- Haberler
- Asayiş
- Camiide namaz kılarken öldürülen Ş.T.'nin cinayet zanlısının yargılanmasına başlandı
Camiide namaz kılarken öldürülen Ş.T.'nin cinayet zanlısının yargılanmasına başlandı
Selçuklu Mahallesi'nde Ş.T.'nin (63) namaz kılarken öldürüldüğü olayla ilgili olayın şüphelisi Y.Ş.'nin (32) yargılanmasına başlandı. Sanık Y.Ş., 'Tehditlerinden bıktık. Tasarlamadım. Beraat talebim yok. Ben yaptığımdan pişmanım. Keşke bunlar olmasaydı' dedi.

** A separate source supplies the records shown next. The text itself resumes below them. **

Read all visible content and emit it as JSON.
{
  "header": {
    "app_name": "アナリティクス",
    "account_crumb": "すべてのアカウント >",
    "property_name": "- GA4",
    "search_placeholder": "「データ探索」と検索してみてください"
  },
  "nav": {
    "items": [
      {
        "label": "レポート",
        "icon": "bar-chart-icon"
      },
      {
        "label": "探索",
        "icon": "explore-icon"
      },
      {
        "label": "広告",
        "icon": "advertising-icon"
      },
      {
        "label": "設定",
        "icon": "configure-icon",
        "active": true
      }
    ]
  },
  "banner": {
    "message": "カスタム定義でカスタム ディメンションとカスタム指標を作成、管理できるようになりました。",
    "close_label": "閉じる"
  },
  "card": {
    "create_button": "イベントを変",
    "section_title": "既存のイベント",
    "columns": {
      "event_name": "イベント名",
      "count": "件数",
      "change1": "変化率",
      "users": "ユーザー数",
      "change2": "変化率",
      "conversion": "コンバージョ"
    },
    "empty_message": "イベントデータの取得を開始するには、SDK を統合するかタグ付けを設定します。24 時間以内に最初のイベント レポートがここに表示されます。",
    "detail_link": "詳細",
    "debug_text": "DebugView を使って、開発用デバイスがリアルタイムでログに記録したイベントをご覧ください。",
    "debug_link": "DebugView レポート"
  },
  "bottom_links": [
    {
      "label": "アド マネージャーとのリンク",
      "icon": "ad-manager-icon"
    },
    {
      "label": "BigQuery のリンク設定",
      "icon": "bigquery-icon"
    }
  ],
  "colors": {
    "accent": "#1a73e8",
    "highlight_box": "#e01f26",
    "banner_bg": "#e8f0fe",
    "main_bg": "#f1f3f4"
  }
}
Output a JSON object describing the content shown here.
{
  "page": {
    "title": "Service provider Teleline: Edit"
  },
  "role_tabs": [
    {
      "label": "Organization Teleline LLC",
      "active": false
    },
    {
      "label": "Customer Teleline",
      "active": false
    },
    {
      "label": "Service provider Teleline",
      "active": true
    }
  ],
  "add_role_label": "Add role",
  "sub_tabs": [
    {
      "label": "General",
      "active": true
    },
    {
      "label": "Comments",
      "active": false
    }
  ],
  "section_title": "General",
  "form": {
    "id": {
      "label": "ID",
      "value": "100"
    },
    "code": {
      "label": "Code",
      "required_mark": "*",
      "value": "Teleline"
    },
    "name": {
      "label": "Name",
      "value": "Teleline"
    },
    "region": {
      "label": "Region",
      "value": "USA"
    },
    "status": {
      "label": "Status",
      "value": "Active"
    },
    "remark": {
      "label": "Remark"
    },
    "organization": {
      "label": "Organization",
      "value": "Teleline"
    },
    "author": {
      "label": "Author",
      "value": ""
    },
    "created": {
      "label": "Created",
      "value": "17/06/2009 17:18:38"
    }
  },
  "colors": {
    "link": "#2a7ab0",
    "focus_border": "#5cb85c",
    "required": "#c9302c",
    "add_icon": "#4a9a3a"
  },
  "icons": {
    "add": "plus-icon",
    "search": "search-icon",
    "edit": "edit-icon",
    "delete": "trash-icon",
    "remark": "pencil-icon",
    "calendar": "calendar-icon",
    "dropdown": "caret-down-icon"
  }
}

Melikgazi İlçesi Selçuklu Mahallesinde 19 Temmuz tarihinde akşam saatlerinde, camiye gelen olayda Ş.T.(63), namaz kıldığı sırada Y.Ş. (32) isimli şahıs tarafından bıçaklandı. Ş.T. olay yerinde hayatını kaybetti. Olayı gerçekleştirilen Y.Ş. tutuklanarak cezaevine gönderildi ve hakkında ‘tasarlayarak öldürme’ suçundan dava açıldı. Sanığın yargılanmasına bugün görülen duruşma ile başlandı. Duruşma salonu önünde polis geniş güvenlik önlemleri aldı. İlk duruşmaya tutuklu sanık Y.Ş. Sesli ve Görüntülü Bilişim Sistemi (SEGBİS) ile katıldı. Duruşmada maktulün eşi R.T. ile taraf avukatları hazır bulundu.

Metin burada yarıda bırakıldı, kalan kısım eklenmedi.